In spite of the mixed economic news, the equity market continues to move higher. Unique to the market this year is the narrowness of the advance, both in the number of stocks participating in the move higher as well as a limited number of asset classes participating. As the below chart shows, the average return of just six stocks, Meta Platforms (META), Amazon (AMZN), Apple (AAPL), Microsoft (MSFT), Nvidia (NVDA) and Alphabet (GOOGL), is a positive 77.5%. The S&P 500 Index is represented by the maroon line and the green line represents the Invesco S&P 500 Equal Weight ETF (RSP.) In this index each stock is weighted the same and the return of each stock contributes equally to the calculation of the ETF's return. Essentially, the 2.3% return represents the average return of stocks in the S&P 500 Index. The purple line represents S&P's Dividend Aristocrats (NOBL) which consists of companies that have increased their dividend every year for at least the last 25 years. Companies that can achieve this record are generally higher quality ones. The year-to-date total return for the Dividend Aristocrats is 1.2%.
In looking at the return of the cap weighted S&P 500 Index compared to its equal weighted counterpart, mostly the two indexes move in the same direction as seen in the second panel in the below chart. The top panel is the year-to-date return and since the end of March, the equal weighted index has actually declined.
Historically, when return gaps like this develop, the equal weighted index return is more likely to catch up to the cap weighted index return as a broader number of stocks begin participating in the advance. In fact, last week's market return may be the beginning of the lagging stocks and asset classes beginning their catch-up move. As the below table shows, some of the factors and asset classes that are lagging this year, were the best performers last week. Small company stocks were up 3.33% on the week yet only up 4.39% this year. The Dividend Aristocrats were up 2.20% and outpaced the S&P 500 Index. The Aristocrats' weekly return was all generated on Friday when these dividend stocks were up 2.62%.

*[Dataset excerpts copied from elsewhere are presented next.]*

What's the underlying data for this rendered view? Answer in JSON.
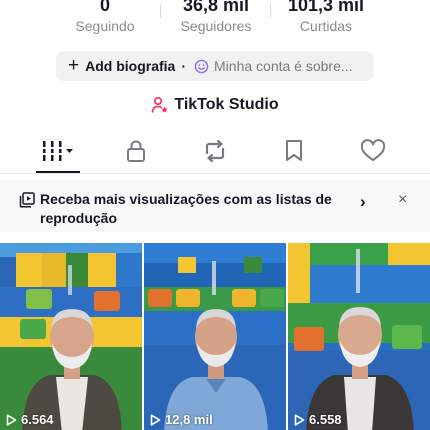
{
  "stats": [
    {
      "value": "0",
      "label": "Seguindo"
    },
    {
      "value": "36,8 mil",
      "label": "Seguidores"
    },
    {
      "value": "101,3 mil",
      "label": "Curtidas"
    }
  ],
  "bio": {
    "add_label": "Add biografia",
    "separator": "·",
    "hint": "Minha conta é sobre..."
  },
  "studio": {
    "label": "TikTok Studio"
  },
  "tabs": [
    {
      "icon": "grid-bars-icon",
      "active": true
    },
    {
      "icon": "lock-icon",
      "active": false
    },
    {
      "icon": "repost-icon",
      "active": false
    },
    {
      "icon": "bookmark-icon",
      "active": false
    },
    {
      "icon": "heart-icon",
      "active": false
    }
  ],
  "banner": {
    "text": "Receba mais visualizações com as listas de reprodução",
    "chevron": "›",
    "close": "×"
  },
  "videos": [
    {
      "views": "6.564"
    },
    {
      "views": "12,8 mil"
    },
    {
      "views": "6.558"
    }
  ],
  "colors": {
    "text": "#161823",
    "muted": "#8a8b91",
    "pill": "#f1f1f2",
    "accent_pink": "#fe2c55",
    "smile_purple": "#8f6ee8"
  }
}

In summary, investor bullish sentiment is mixed but bullish sentiment as measured by the American Association of Individual Investors remains low. Investor actions do not seem overly bullish except for possibly interest in the artificial intelligence stocks. The narrowness of the market this year may be another contrarian market sign as well with the lagging stocks now beginning to join in the market advance.